La fin des héritiers

Dans ces vastes débats, les étudiants ne sont pas oubliés, auxquels la troisième part de l’ouvrage consacre de volumineux commentaires. Sous l’effet de l’explosion des effectifs, il semble bien que la caste des « héritiers », magistralement disséquée par Pierre Bourdieu dans les années 60, ait cédé la place à une image plus composite, et qui s’articule autour d’un certain nombre de paradigmes. Le milieu social marque toujours fortement les filières, longues ou courtes, où s’oriente la population étudiante ; le fait de vivre encore dans sa famille, ou de commencer une vie indépendante ; le fait de travailler ou non pour subvenir aux frais de ses études ; autant de clivages, parfois profondément marqués, qui déterminent le comportement de l’étudiant, notamment dans ses parcours, dans la reconnaissance qu’il peut avoir des « lieux universitaires », dans la désertion abondante des espaces universitaires en début de soirée et en fin de semaine. Autant de déterminismes qui pèsent toujours plus sur les conditions d’aménagement des sites, et sur les politiques à mener pour que l’étudiant s’intègre mieux et plus vite à un monde qui, pour beaucoup d’entre eux, marque un passage décisif à l’âge adulte.
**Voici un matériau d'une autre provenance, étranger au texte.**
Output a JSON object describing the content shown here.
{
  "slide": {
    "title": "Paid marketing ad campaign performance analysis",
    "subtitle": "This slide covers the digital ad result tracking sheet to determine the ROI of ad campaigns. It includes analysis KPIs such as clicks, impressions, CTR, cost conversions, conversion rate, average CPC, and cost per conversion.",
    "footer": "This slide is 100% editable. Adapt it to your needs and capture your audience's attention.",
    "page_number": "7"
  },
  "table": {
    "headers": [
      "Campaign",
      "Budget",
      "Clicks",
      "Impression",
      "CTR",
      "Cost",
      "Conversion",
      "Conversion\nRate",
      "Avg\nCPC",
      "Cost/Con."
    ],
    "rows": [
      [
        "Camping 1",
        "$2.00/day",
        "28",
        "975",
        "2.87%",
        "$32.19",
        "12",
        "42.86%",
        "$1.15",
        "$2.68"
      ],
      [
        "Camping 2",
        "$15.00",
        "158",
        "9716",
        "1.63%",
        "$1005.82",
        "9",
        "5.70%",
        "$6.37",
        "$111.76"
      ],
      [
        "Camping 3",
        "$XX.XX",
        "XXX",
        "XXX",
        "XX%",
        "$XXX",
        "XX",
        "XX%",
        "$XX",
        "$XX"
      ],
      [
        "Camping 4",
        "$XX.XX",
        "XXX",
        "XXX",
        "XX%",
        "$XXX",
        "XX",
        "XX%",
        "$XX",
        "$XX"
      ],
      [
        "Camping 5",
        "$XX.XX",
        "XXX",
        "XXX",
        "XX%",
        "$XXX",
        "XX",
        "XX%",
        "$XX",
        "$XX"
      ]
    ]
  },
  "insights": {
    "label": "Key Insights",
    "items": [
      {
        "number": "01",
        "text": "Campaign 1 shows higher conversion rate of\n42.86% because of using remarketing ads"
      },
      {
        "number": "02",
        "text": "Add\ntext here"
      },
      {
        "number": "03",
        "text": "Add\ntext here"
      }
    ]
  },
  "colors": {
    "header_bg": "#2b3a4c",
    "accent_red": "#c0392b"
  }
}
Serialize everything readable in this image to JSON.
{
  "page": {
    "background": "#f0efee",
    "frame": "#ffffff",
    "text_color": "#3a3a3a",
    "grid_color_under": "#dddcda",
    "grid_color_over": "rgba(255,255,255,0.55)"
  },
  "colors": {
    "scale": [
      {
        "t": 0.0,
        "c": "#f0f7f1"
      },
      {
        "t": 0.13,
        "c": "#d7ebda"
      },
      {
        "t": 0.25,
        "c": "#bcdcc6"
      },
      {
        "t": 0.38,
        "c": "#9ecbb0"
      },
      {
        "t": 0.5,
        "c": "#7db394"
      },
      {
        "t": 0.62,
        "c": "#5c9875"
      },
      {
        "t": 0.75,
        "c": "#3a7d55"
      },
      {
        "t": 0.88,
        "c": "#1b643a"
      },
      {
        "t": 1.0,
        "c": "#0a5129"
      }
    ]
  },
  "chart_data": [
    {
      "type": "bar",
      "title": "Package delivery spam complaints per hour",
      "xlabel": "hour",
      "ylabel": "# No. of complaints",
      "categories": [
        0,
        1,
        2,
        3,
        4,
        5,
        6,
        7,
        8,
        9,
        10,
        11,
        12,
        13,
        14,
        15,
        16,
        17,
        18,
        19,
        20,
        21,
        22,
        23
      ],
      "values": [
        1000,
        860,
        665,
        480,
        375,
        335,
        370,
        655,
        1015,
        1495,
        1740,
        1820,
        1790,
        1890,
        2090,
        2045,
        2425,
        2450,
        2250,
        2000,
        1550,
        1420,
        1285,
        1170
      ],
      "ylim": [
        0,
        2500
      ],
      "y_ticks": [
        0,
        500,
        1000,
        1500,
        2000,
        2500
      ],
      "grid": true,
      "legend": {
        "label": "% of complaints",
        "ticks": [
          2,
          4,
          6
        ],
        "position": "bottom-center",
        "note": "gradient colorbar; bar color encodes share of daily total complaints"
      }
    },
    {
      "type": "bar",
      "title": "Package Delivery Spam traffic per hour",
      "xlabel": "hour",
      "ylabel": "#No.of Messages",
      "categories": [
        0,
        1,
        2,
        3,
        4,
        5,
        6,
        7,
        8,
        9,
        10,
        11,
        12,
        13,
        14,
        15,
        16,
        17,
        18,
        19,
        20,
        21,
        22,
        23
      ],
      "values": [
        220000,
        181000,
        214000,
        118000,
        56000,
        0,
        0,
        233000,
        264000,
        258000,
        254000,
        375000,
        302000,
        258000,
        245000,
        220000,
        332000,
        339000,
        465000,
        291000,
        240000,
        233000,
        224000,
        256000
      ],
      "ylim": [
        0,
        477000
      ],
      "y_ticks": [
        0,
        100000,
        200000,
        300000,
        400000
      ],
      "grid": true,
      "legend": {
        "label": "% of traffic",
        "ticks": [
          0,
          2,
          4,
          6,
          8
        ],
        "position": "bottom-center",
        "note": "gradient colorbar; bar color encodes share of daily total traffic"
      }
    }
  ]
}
Une indispensable masse d’informations

D’avoir ainsi brassé tant d’hypothèses contradictoires, de réussites d’aménagement ou d’échecs d’implantation aux causes si diverses, les auteurs d’Universités et villes se gardent bien de proposer aux maîtres d’ouvrages de programmes universitaires un schéma unique d’organisation. Entre les « pratiques sociales et le cadre normatif », entre les « figures de l’étudiant et [la] fragmentation de l’institution », les typologies spatiales à bâtir doivent être appropriées, dans le respect d’orientations générales, au cadre précis où elles vont s’appliquer.

Constamment étayé d’exemples, jamais digressif ou généraliste, Universités et villes apporte une utile (voire indispensable) masse d’informations à tous les partenaires intéressés par le développement universitaire, et qui n’entraîne qu’un seul regret : que les bibliothèques universitaires y soient si peu évoquées, alors même que les rares allusions faites en montrent l’importance dans la vie de l’étudiant et de l’institution universitaire.